Khalid Abu Ghali, Pejabat Penerangan Lingkungan Hidup Jalur Gaza, mengatakan kepada Xinhua, "Seluruh pantai berubah menjadi rawa yang tercemar dan kotor akibat air limbah yang tidak diolah."

Abu Ghali menjelaskan alasan utama di balik pencemaran ialah rendahnya kualitas proses pengolahan air limbah akibat krisis listrik.

Ia menyatakan bahkan sejulah kota praja dipaksa membuang air limbah langsung ke laut dengan menggunakan pompa sebelum mencapai instalasi pengolahan.

Dinas Sumber Daya Alam dan Energi, yang dikuasai Hamas, di Jalur Gaza mengatakan pada awal April bahwa instalasi pembangkit listrik di Jalur Gaza berhenti beroperasi total setelah kehabisan bahan bakar sampai pemberitahuan lebih lanjut.

Mereka mengatakan tak bisa membeli bahan bakar lagi untuk instalasi tersebut gara-gara pajak yang diberlakukan oleh Pemerintah Konsensus Palestina di Ramallah, Tepi Barat Sungai Jordan, atas bahan bakar.
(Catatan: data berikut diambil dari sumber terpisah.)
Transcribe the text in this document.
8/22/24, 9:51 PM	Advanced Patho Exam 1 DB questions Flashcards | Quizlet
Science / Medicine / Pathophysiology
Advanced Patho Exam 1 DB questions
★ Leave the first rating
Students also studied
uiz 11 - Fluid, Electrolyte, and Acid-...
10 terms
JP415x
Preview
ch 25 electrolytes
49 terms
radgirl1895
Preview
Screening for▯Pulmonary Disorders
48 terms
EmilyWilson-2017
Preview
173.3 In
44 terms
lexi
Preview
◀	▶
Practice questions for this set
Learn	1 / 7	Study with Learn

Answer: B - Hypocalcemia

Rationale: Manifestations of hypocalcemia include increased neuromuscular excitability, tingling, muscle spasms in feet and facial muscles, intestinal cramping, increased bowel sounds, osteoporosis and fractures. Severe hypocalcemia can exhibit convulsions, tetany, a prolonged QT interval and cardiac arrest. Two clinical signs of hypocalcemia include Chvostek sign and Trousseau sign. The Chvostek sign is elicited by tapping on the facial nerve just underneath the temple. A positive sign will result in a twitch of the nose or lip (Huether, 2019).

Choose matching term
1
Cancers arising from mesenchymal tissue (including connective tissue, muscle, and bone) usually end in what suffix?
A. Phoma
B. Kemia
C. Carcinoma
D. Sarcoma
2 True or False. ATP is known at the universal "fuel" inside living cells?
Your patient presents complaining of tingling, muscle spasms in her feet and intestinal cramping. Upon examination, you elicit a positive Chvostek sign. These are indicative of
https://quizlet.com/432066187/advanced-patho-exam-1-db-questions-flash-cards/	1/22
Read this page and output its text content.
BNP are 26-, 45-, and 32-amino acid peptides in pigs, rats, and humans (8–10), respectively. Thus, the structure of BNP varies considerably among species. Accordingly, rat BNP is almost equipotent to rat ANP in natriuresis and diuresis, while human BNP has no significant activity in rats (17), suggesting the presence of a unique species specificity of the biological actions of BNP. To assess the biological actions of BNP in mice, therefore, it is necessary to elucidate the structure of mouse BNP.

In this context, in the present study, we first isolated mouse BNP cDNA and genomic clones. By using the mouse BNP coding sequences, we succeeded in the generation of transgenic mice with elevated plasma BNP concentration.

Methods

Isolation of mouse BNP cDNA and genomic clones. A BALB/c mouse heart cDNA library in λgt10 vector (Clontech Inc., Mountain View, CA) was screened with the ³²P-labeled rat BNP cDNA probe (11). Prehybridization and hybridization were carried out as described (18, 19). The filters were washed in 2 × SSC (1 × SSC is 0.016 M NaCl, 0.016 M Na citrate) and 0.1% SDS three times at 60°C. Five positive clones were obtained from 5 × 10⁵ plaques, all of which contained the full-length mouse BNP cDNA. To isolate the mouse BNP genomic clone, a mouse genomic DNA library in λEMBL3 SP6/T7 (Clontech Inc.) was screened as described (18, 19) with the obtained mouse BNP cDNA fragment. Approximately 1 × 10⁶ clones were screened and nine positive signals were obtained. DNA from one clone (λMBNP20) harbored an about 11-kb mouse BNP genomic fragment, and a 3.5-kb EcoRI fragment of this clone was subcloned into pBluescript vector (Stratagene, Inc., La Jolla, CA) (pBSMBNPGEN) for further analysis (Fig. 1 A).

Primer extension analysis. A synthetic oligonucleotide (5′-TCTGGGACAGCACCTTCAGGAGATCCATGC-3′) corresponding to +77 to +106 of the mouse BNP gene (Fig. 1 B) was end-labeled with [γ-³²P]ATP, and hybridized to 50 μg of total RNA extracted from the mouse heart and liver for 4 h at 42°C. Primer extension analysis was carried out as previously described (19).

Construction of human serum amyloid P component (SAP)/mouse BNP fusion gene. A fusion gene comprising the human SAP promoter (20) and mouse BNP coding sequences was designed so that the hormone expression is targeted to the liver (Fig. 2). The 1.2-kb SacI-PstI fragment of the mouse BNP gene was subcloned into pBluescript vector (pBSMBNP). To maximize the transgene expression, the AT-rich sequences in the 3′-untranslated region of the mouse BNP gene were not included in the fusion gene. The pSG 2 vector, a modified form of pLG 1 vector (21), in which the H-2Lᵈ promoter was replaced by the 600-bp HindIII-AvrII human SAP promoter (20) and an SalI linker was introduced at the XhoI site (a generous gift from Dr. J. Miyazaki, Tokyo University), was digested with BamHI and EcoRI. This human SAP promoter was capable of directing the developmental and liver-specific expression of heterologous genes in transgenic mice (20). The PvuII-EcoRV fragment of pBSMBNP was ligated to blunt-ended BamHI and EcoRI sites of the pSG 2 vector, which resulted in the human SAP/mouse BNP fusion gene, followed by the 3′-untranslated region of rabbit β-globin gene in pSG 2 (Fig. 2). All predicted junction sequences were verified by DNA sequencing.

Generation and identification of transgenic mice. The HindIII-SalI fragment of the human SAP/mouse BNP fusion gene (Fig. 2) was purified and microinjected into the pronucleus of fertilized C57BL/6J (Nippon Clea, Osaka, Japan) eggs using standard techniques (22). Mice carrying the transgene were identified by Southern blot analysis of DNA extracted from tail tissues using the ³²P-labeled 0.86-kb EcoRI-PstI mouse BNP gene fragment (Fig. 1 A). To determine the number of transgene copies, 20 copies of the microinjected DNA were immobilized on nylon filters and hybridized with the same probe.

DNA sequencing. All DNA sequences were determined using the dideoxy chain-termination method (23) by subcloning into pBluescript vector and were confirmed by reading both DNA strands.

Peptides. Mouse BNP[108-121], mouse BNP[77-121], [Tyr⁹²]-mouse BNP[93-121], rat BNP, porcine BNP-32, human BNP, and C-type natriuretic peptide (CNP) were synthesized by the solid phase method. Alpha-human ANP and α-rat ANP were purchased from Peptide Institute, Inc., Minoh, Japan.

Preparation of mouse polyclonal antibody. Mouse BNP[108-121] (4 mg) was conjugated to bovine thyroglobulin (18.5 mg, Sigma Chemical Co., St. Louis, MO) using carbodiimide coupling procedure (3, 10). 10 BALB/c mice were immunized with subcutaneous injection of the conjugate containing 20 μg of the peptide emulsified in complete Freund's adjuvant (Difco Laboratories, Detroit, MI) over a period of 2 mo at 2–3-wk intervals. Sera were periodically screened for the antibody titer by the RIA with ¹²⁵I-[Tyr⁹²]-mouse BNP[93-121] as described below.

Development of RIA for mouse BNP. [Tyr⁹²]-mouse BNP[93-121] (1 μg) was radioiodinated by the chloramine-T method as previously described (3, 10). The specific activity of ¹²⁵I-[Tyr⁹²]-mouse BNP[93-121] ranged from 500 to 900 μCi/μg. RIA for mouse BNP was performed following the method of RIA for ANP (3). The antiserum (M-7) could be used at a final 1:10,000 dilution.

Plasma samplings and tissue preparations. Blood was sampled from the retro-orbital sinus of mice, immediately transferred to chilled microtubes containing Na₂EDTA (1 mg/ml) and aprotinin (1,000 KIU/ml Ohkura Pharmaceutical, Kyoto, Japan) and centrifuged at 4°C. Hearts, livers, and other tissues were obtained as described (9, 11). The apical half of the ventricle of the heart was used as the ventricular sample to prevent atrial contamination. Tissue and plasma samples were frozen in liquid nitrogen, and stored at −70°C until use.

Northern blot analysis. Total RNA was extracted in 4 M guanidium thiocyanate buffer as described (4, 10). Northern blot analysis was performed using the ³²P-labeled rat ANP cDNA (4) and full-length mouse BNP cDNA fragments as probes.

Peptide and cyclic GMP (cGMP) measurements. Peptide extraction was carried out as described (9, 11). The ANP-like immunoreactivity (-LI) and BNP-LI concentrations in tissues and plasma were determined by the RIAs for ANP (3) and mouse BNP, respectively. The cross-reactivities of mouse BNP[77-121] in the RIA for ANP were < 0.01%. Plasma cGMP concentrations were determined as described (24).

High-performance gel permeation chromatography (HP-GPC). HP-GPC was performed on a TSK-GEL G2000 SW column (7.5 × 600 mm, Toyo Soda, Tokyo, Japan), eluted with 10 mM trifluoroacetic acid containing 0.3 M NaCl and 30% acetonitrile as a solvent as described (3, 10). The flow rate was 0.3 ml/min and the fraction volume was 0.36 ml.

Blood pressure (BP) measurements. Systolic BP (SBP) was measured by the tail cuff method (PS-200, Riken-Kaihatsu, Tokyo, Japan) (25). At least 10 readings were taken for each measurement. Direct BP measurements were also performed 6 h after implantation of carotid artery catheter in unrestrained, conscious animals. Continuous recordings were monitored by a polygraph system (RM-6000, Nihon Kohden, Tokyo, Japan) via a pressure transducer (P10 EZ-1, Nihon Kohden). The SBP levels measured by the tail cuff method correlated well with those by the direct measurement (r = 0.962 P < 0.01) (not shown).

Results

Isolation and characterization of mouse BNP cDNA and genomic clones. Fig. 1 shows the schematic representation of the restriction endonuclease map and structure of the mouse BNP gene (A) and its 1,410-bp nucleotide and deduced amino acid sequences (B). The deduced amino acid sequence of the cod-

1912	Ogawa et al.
Akibatnya, harga bahan bakar naik tiga kali lipat.

Namun, Pemerintah Konsensus Palestina, pimpinan Perdana Menteri Rami Hamdallah, menyalahkan Hamas, yang mereka gambarkan sebagai pemerintah de fakto di Jalur Gaza, atas krisis listrik di Jalur Gaza sejak pertengahan 2014.

Namun, Jalur Gaza secara keseluruhan memerlukan 500 MW, sedangkan listrik yang saat ini tersedia cuma 210 MW, termasuk 120 MW yang dipasok oleh Israel dan 30 MW oleh Mesir.

Akibat ketidakmampuan pembangkit listrik, instalasi itu mengikuti dan menggunakan jadwal darurat bagi pasokan listrik sejak 2006. Jalur Gaza memberlakukan putaran delapan jam buat pasokan listrik, yang berarti listrik dipasok selama delapan jam lalu diikuti pemadaman selama delapan jam.

Tapi jika keadaan bertambah buruk, daerah kantung tersebut bisa mengalami putaran enam jam atau bahkan kurang selama musim panas dan musim dingin, ketika warga memerlukan lebih banyak listrik.

Direktur Perusahaan Limbah dan Air di Jalur Gaza Monzer Shablak mengatakan kepada Xinhua bahwa krisis serius aliran air limbah "mungkin memaksa kami menutup pantai dan melarang orang berenang selama musim panas tahun ini".